2020シーズンオフにFAとなり、ドジャースとサイン。2021年以降は上述の通りです。
メジャー通算、83勝69敗、ERA 3.79。
バウアー・エピソード集
- 2016年のALCSでの右手流血は上述の通り。
- 物理学などを駆使し、独自のチェンジアップを開発。
- ツイッターにツッコミを入れてきた女子大生を論理的に追い込んでぎゃふんと言わせる。
- 2017年にアストロズ投手陣の変化球の曲がりが不自然とツイート。そのやりとりの中でアレックス・ブレグマンがバウアーの名前をチームメイトのテイラーと間違えたことで、そこからは品のある感じのお笑いの応酬に発展。
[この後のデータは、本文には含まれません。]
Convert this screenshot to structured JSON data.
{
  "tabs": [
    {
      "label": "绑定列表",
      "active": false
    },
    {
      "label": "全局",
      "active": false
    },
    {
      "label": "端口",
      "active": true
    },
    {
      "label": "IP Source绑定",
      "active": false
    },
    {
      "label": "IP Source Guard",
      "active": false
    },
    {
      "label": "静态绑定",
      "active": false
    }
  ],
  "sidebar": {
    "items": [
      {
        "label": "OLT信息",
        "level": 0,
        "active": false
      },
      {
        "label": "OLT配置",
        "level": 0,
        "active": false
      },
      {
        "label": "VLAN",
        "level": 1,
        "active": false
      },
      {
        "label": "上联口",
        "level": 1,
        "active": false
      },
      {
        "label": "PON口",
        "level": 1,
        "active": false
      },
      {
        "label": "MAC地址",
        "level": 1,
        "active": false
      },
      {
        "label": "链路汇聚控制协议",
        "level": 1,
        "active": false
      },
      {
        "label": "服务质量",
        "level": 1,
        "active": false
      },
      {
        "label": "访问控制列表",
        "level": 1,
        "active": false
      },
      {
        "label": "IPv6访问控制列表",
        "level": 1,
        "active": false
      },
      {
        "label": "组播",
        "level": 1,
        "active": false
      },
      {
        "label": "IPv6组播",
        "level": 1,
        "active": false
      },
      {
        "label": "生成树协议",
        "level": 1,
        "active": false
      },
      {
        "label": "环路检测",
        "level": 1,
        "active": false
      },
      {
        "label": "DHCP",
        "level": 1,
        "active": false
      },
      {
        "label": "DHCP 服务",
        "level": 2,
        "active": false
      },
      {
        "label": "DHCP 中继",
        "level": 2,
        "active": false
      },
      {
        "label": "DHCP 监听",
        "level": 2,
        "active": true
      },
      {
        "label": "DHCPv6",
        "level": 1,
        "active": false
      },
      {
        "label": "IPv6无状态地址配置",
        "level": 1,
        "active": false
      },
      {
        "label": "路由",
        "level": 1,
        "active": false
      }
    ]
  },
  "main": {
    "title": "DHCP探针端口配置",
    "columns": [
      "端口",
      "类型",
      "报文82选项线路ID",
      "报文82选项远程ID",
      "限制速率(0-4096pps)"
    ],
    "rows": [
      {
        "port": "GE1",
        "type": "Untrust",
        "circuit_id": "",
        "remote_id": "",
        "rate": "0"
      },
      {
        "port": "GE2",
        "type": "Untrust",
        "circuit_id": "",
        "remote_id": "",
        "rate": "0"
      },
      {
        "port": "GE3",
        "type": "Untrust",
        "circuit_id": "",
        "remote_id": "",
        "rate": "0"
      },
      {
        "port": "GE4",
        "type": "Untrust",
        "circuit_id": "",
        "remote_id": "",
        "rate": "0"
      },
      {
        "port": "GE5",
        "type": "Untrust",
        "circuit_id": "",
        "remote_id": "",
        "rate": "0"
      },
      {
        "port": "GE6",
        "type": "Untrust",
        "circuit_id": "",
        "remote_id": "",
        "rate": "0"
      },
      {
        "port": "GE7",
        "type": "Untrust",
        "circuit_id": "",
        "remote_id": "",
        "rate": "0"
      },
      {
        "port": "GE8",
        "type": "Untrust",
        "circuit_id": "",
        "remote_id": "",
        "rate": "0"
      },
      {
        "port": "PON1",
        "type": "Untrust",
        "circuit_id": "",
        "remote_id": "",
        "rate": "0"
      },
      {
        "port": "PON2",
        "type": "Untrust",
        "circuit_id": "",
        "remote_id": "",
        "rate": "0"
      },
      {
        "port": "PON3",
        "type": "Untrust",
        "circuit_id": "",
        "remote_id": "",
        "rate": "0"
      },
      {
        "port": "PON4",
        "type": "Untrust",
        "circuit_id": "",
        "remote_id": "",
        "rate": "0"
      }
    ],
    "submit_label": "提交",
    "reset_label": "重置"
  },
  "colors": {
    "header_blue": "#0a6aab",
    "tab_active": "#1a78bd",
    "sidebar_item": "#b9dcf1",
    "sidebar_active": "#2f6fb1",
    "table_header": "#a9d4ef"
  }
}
- 2018年は69日間どこかに寄付をするキャンペーンを実施。
- 2019年、バックスクリーンへ大遠投。
その他、サイン・スティーリング問題、強粘着物質の問題なども遠慮なく持論を展開したりしました。ロジカル過ぎて誰も反論できないほど。
過酷な日本の夏をどう乗り越えるか?
バウアーを待ち受けるのは日本の過酷な夏。DeNAホームはしかも人工芝。アメリカにはない高い湿気でかなりイライラするかもしれません。しかもメジャーの内野手とはアウトに出来る範囲も違いますので、そんな時にどういう態度になるのかも見てみたいところです。
お読みいただき、ありがとうございました。